Scarsa partecipazione degli utenti, poco successo di pubblico e Google Wave, l'innovativa piattaforma che doveva cambiare il modo di comunicare della rete verrà chiusa entro un anno.

Doveva essere la risposta definitiva di Google a Facebook e all'"antico modo" di comunicare su internet: la e-mail. Google aveva battezzato il suo Google Wave come "Facebook killer" e "e-Mail" killer, ed era partito per menare e invece è tornato che è stato menato. Google Wave infatti è morto, nel senso che informaticamente non verrà più sviluppato. Gli utenti avranno sembra un anno per "salvarsi" i dati e cercare un'altra piattaforma simile (che però non c'è, a onor del vero).

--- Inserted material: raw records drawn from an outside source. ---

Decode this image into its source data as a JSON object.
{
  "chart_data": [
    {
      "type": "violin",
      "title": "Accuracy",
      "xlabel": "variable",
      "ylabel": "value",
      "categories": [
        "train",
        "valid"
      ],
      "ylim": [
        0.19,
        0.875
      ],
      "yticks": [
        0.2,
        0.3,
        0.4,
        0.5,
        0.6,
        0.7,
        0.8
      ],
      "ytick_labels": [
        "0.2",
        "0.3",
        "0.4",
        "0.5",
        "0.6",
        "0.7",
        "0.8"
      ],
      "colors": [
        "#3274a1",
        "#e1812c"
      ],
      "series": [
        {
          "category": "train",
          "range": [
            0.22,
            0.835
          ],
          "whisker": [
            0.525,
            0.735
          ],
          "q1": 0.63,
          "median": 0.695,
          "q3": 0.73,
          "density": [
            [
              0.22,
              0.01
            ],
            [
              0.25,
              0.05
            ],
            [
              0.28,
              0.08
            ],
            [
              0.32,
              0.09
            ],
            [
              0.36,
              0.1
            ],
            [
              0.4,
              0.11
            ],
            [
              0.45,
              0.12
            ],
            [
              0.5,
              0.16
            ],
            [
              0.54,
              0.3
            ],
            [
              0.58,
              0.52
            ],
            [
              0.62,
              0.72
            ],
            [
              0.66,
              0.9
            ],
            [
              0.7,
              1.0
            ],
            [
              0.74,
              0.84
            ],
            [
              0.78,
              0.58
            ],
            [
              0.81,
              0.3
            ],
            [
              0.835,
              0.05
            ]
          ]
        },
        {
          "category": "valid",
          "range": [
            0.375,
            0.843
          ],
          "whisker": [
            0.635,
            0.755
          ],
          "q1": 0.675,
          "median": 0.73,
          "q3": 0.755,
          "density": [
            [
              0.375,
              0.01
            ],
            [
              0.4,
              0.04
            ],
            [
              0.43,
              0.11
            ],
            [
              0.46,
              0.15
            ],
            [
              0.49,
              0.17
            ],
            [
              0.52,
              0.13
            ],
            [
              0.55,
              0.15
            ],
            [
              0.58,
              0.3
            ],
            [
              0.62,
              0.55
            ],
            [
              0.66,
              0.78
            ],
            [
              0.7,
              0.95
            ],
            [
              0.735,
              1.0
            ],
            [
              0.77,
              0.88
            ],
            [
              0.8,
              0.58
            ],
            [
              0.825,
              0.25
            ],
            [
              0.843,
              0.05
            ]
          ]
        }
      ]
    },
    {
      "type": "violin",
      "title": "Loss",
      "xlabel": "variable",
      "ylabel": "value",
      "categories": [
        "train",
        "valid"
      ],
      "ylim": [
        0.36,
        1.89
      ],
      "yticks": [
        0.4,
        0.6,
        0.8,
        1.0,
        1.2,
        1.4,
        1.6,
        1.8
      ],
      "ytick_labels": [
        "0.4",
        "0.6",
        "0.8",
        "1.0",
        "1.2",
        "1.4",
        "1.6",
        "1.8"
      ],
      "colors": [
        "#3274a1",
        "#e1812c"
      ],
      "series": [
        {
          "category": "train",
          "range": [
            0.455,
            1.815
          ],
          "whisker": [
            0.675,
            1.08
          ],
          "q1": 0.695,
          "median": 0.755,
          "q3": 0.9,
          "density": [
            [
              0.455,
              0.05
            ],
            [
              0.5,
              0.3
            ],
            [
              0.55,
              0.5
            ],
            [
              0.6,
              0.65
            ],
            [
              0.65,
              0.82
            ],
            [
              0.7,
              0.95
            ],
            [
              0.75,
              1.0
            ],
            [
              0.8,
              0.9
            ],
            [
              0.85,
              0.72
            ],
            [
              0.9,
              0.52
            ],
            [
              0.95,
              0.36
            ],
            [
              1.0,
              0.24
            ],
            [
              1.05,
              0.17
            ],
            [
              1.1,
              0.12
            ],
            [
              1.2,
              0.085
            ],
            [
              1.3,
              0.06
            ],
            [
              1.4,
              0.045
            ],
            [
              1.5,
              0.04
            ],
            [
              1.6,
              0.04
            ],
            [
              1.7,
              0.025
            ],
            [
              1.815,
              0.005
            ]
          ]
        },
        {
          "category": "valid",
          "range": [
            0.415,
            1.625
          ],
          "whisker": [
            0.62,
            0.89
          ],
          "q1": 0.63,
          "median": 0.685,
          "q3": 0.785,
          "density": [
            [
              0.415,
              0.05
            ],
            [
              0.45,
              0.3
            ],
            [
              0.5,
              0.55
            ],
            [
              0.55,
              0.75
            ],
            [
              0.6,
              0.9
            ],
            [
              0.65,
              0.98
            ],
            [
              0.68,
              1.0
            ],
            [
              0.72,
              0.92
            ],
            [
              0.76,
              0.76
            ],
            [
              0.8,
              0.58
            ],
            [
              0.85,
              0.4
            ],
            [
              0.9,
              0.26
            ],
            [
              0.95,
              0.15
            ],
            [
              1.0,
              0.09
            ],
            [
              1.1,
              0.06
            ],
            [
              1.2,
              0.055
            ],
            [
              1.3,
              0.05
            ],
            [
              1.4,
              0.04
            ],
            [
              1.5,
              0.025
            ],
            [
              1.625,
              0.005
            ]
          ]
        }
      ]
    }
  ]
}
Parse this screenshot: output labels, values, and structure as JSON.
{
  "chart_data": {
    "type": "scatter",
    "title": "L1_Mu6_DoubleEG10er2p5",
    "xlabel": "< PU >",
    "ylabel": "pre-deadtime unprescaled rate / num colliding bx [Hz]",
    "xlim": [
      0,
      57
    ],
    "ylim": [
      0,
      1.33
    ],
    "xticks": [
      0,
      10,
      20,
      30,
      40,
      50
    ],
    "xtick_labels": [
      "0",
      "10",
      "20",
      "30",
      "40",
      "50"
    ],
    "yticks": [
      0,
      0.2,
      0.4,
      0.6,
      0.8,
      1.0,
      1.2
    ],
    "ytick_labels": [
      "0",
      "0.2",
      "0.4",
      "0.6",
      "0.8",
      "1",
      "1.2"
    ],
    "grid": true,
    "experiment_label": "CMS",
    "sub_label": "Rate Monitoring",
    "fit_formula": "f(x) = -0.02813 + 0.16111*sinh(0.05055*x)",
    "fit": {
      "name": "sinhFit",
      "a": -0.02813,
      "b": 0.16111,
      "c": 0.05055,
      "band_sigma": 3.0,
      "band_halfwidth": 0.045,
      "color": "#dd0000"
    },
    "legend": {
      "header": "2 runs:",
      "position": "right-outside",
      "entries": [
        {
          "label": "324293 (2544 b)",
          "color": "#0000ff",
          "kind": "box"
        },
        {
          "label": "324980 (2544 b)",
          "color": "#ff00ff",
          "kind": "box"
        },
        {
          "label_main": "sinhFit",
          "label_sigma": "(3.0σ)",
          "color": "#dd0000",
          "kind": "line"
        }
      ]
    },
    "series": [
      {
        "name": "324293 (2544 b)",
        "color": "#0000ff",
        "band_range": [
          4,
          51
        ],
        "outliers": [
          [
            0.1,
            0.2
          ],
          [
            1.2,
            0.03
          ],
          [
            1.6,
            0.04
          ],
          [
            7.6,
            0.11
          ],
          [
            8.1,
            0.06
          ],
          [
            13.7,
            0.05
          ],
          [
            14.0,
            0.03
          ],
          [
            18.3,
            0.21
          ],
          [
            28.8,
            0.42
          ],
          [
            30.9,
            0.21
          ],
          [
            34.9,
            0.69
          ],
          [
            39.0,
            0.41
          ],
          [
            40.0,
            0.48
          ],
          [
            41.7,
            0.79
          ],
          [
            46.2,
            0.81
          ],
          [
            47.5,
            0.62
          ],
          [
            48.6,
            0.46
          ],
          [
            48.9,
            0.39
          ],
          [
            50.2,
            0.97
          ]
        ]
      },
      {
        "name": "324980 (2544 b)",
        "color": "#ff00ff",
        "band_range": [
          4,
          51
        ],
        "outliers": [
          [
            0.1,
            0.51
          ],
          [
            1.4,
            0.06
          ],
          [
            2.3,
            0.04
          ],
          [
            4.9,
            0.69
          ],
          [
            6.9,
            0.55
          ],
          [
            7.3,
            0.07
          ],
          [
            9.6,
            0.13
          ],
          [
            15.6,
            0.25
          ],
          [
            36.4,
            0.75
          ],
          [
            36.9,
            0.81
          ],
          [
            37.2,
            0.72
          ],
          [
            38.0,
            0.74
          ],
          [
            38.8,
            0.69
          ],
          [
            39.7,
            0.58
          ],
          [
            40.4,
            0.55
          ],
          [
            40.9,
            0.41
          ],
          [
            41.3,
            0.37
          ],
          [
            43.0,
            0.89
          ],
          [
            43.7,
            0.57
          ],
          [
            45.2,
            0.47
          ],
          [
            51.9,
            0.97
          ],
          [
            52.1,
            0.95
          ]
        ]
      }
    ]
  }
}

Il servizio, che voleva "costringere" tutti i modi di comunicare nella sua "onda" (Wave) consisteva in un ambiente innovativo per la trasmissione di dati, una risposta alla "convergenza mediale" di qualche anno fa: e-mail, wiki, chat, social network tutto insieme con un "modus operandi" alquanto omogeneo.
Purtroppo gli utenti, spesso occupati a "specchiarsi" sui social network che non è esattamente la stessa cosa che "comunicare" hanno snobbato il servizio il quale, forse in anticipo sui tempi, o in ritardo (nel senso che l'utente di oggi è molto più impigrito ripetto a quello di dieci anni fa) ora è costretto a chiudere per poca partecipazione.
Molte caratteristiche tecnologiche della piattaforma saranno smembrate e utilizzate per altre applicazioni Google, confermando però la maledizione dei social network che colpisce ancora una volta l'azienda di Mountain View.